La base d’une échelle aérienne est sa tourelle. Cette dernière porte le berceau qui porte à son tour le parc d’échelles. La mise en œuvre de l’échelle va consister à dresser le parc, lui donner une direction (l’azimut) par la rotation de la tourelle et enfin le déployer pour atteindre la hauteur désirée. Rappelons que ces trois mouvements sont simultanés sur une échelle automatique (EPA, EPC) et successifs sur une échelle semi-automatique (EPSA, EPS, EPAS). Sur les premières échelles semi-automatiques le pivotement était manuel et commandé par deux volants situés de part et d’autre de la tourelle. Depuis les années les années 1980 le pivotement est hydraulique.

La tourelle est positionnée à la hauteur de l’essieu arrière du châssis porteur. Elle est posée sur une giration, c’est à dire une couronne dentée. Celle-ci assure donc la liaison mécanique entre la tourelle et le châssis (le faux-châssis plus précisément). Elle va permettre le pivotement de la tourelle par la rotation d’un pignon sur sa circonférence.
Ce pignon est entrainé par un motoréducteur hydraulique dont l’énergie est fournie par le moteur de propulsion du châssis porteur.

La tourelle porte les vérins de dressage, de correction de devers, le moteur de déploiement du parc d’échelles, les vérins de mise en œuvre de la nacelle… autant d’éléments qui nécessitent un apport d’énergie, généralement hydraulique mais également électrique. C’est dire que la tourelle va être parcourue par un important volume de câbles électriques et de flexibles hydrauliques, alors qu’elle est en mouvement !

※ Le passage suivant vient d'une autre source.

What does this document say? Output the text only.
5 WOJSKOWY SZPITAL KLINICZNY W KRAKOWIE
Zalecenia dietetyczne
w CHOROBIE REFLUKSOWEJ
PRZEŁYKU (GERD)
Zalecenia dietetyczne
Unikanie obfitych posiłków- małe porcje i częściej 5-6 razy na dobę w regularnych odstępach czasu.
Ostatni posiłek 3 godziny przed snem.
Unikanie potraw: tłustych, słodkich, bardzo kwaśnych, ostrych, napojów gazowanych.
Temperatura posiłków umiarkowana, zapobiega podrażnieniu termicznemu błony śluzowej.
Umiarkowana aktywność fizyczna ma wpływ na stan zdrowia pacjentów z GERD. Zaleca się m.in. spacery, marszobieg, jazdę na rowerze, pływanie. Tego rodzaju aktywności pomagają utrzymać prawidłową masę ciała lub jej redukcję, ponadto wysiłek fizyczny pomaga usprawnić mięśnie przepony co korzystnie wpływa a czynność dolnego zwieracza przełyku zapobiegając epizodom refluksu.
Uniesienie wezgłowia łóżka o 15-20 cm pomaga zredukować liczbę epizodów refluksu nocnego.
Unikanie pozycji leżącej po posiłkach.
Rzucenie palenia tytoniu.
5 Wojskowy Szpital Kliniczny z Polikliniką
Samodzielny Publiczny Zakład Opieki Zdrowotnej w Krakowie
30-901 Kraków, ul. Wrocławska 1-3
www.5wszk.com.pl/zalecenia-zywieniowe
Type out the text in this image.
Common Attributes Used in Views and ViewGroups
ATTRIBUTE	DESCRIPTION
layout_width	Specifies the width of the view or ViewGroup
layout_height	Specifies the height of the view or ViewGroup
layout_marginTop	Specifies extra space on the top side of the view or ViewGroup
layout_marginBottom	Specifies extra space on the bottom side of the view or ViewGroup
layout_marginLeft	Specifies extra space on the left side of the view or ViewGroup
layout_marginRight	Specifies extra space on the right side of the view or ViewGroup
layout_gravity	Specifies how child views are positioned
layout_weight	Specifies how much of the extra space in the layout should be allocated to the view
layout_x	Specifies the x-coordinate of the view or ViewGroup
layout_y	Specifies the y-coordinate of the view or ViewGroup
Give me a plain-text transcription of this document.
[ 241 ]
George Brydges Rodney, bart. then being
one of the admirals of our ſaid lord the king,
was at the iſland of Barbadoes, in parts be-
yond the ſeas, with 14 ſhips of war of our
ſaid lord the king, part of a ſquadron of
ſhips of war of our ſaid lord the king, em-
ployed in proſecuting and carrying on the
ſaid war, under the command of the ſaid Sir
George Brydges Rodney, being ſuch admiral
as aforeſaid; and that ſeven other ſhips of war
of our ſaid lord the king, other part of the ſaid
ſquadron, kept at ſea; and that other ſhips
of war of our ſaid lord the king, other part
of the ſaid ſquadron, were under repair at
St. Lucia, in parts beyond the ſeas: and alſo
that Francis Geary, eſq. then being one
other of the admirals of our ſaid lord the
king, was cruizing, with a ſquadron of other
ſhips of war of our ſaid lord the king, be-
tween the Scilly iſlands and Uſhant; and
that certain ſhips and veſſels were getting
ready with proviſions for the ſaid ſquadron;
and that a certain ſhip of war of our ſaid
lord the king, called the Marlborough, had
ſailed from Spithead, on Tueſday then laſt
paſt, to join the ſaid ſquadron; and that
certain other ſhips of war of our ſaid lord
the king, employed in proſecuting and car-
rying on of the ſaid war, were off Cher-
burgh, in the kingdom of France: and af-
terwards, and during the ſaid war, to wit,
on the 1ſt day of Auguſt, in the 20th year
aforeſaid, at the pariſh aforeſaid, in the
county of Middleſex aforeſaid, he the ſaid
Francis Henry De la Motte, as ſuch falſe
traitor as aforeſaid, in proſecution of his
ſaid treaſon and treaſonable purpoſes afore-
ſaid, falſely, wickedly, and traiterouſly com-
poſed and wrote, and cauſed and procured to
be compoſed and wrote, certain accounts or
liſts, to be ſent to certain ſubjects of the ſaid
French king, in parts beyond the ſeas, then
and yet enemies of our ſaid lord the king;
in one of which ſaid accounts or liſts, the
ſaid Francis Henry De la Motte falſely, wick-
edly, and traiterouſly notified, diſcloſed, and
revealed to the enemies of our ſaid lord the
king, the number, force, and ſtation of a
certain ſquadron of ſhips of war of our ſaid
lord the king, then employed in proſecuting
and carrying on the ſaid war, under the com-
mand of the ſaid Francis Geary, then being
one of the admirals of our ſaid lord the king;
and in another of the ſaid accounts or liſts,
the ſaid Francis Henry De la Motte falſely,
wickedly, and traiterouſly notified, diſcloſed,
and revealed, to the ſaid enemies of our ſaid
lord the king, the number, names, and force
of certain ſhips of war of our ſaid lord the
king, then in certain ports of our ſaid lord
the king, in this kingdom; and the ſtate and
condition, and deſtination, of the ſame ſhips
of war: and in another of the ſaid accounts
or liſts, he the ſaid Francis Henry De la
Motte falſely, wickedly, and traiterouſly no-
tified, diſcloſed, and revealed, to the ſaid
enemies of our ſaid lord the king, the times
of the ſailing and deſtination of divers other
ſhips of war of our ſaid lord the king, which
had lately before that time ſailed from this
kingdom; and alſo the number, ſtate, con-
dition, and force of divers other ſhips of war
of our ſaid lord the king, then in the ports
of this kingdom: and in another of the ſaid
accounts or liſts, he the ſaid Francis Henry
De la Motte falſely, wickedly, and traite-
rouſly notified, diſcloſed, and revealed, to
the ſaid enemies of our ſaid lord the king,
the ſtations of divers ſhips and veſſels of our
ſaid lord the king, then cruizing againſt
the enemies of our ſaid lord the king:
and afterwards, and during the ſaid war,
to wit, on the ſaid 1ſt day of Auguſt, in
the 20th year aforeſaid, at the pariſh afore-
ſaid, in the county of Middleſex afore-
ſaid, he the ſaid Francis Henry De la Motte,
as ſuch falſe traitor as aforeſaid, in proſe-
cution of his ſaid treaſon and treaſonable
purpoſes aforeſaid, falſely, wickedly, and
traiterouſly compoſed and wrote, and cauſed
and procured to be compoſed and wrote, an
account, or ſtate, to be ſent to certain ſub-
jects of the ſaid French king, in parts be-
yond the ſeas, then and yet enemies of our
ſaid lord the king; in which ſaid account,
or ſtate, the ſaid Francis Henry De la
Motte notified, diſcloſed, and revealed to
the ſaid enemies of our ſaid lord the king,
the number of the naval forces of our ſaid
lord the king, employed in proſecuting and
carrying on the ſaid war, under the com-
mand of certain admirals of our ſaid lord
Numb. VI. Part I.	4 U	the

La question est résolue par la mise en œuvre d’un joint tournant. Celui-ci est constitué d’une partie fixe qui comprend un orifice d’entrée et un orifice de sortie du liquide hydraulique. L’entrée est alimentée par une pompe hydraulique elle même alimentée en fluide par un réservoir (une bâche). La sortie du joint tournant redirige le liquide hydraulique vers le réservoir.
La partie mobile du joint tournant, qui tourne avec la tourelle, reçoit le fluide hydraulique de la partie fixe et le dirige vers les éléments dynamiques (vérins, moteurs). Cette disposition et ce mécanisme permettent d’éviter les torsions des flexibles hydrauliques et donc de conserver une bonne étanchéité.

Un système de sécurité composé de valves parachutes permet de maintenir la pression au niveau du pignon en cas de problème hydraulique, empêchant ainsi un pivotement intempestif.

Le clapet parachute bloque la charge des vérins si un flexible se rompt.